Sustainability council discusses environmental policies at Tufts
Published: Wednesday, February 15, 2012
Updated: Wednesday, February 15, 2012 03:02
The Campus Sustainability Council held its first meeting on Jan. 30 to discuss its plans to promote the school's leadership in sustainability.
Council members, led by University President Anthony Monaco and Executive Vice President Patricia Campbell, planned to establish new, practical goals that will improve the university's sustainability, Campbell said.
The Council represents all of the university's campuses and includes nine faculty members, four staff members, a representative from the Board of Trustees and two students, Campbell said.
"It's time to refresh our goals and reinvigorate our commitment to the environment," she said. "We want to engage faculty, administrators and students to see if we can be more efficient and intelligent in terms of conserving resources."
The members of the committee were selected based on recommendations from academic deans for faculty and an application process for students, she added.
"The attempt was to keep it a smaller group," she said.
During the meeting, Council administrators briefed committee members about the history of sustainability at Tufts and talked about what green goals the university had already achieved. The group also discussed how Tufts' environmental policies compare to other universities,' Campbell said.
Tufts has already met the criteria originally established for the United States in the Kyoto Protocol, an international covenant in which the United States initially agreed to reduce greenhouse gas emissions to seven percent below 1990 levels by 2012, Program Director for the Office of Sustainability (OSS) Tina Woolston, a council member, said.

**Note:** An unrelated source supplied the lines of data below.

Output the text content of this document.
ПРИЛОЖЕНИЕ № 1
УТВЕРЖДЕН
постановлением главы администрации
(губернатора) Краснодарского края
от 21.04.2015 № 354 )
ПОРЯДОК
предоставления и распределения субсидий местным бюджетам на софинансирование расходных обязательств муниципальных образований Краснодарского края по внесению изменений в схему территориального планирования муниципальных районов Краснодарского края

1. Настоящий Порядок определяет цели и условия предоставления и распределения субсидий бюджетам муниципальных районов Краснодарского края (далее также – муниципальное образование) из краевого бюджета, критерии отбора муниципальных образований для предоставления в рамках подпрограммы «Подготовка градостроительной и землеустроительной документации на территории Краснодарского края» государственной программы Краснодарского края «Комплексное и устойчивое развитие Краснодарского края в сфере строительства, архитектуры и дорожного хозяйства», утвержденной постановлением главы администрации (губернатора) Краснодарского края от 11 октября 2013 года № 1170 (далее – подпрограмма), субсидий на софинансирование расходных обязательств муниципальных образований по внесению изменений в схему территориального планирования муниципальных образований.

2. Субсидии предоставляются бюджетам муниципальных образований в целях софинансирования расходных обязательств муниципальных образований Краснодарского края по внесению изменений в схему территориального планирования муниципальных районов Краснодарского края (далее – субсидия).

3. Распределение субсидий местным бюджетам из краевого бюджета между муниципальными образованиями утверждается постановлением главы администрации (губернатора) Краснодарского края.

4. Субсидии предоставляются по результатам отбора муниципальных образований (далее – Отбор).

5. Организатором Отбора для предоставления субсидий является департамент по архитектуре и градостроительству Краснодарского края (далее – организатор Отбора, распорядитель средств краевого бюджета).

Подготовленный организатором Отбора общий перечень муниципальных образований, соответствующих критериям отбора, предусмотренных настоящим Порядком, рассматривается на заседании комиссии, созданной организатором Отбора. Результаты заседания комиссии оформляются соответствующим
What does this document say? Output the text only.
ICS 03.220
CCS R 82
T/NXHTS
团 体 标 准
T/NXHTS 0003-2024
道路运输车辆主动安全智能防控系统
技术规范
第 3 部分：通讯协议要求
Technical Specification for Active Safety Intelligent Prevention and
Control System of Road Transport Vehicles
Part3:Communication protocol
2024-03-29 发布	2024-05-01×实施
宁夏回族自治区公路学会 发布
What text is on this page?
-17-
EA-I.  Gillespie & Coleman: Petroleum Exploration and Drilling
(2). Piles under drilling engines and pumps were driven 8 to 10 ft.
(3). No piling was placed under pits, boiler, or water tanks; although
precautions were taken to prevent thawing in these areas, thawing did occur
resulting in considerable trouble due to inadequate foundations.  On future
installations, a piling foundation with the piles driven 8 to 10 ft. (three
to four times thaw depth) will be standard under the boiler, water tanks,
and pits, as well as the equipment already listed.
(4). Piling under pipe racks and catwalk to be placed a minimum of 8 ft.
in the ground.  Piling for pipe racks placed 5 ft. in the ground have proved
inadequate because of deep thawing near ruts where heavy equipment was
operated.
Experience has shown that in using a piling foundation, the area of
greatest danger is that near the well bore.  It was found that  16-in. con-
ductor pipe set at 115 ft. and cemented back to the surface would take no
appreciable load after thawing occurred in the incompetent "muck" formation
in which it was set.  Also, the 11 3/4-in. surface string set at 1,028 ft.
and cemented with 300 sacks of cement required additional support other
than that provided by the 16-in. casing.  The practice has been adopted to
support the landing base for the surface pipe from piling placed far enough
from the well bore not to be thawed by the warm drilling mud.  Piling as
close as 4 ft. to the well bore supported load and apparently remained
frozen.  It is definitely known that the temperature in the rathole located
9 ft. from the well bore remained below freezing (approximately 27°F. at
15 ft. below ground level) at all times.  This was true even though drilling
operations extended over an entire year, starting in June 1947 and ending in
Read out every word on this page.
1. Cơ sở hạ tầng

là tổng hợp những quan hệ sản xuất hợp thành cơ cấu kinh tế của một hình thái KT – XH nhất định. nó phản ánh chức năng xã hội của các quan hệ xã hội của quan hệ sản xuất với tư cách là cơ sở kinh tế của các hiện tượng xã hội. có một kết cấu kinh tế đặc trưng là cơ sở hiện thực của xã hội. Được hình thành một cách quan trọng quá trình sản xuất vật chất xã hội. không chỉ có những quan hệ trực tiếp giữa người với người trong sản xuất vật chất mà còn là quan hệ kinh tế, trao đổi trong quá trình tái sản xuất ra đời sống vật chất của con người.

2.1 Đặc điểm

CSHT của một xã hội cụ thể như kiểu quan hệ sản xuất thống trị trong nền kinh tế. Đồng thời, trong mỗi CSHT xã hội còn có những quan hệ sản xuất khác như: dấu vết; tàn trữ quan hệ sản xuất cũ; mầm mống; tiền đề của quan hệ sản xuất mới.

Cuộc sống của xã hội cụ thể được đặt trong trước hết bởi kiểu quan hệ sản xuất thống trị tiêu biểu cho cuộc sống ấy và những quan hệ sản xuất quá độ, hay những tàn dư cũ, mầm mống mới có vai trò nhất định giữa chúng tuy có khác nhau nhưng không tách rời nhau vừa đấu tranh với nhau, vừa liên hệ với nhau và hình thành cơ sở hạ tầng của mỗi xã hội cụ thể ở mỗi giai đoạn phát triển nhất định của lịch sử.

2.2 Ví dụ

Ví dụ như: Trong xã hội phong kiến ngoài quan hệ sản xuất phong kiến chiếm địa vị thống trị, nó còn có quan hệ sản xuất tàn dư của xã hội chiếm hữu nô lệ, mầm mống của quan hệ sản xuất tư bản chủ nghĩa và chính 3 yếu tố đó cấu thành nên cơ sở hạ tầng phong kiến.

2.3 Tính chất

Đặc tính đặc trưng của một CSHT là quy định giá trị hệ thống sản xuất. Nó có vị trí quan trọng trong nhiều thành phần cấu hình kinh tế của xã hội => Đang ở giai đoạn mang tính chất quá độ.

"People were pleased to learn some of the things that we've accomplished," Campbell said. "The fact that we've exceeded our goal relative to the Kyoto Protocol was pretty inspiring to them."
Council members at the end of the meeting brainstormed green initiatives they would like to undertake in the future, Ann Rappaport, a council member and lecturer in the Urban and Environmental Policy and Planning Department, said.
"We spent some time thinking about the most important things people should be looking at as it relates to sustainability," Campbell said. "It was a very engaged conversation."
While the Council will only convene every two to three months during the academic year, the three subcommittees — focusing on waste, water and energy use and greenhouse gas emissions — will meet more often to propose projects and revise goals, Woolston said.
Each subcommittee, ranging from 12 to 18 members, is composed of faculty, staff and students from both within and outside of the larger council, Woolston explained.
"We bring in experts," Woolston said. "For example, in the water subcommittee there are professors that work on water. It definitely expands the number of people involved in the whole thing."
Campbell said she anticipates that the Council will be ready to articulate specific goals by the 2013 spring semester.
"We'd like the Council to then play the role of monitoring achievement against those goals over a period of time," she said.
Campbell said she hopes that the Council will impact the behavior of students and faculty by renewing the campus's dedication to sustainability.
"Everyone at Tufts can behave in sustainable ways by being conscious of the waste they produce and the resources they use," she said.
While members of the Tufts community have frequently addressed the campus' sustainability, Rappaport said she believes that the Council is a significant step forward because it will bring green initiatives from across the university together.
"To have President Monaco say that sustainability is one of his top two priorities is really exciting for us," she said. "I think it's very important that he is committed to getting the larger Tufts community involved."
In an email to the Tufts community yesterday, Monaco praised the Council as an example of Tufts' longstanding commitment to sustainability and encouraged students to contribute ideas for the Council to consider.
"In an earlier message to the Tufts community, I noted that we need to bring passion and our best ideas to bear on sustainability — and other priorities — if we are to effect change," Monaco wrote in the email. "I invite you to bring your passion and ideas to the Council's work by contacting one of the members."
Anyone can submit ideas, comments and suggestions to the Council through a survey form located on the Office of Sustainability website, Woolston said.
"A lot people here do care about the environment and what we're doing to it," said sophomore Stephanie Krantz, a student representative on the Council and co-president of the Tufts Sustainability Collective.
"I think we're really going to make a big impact because of the power of the people on the Council," she added.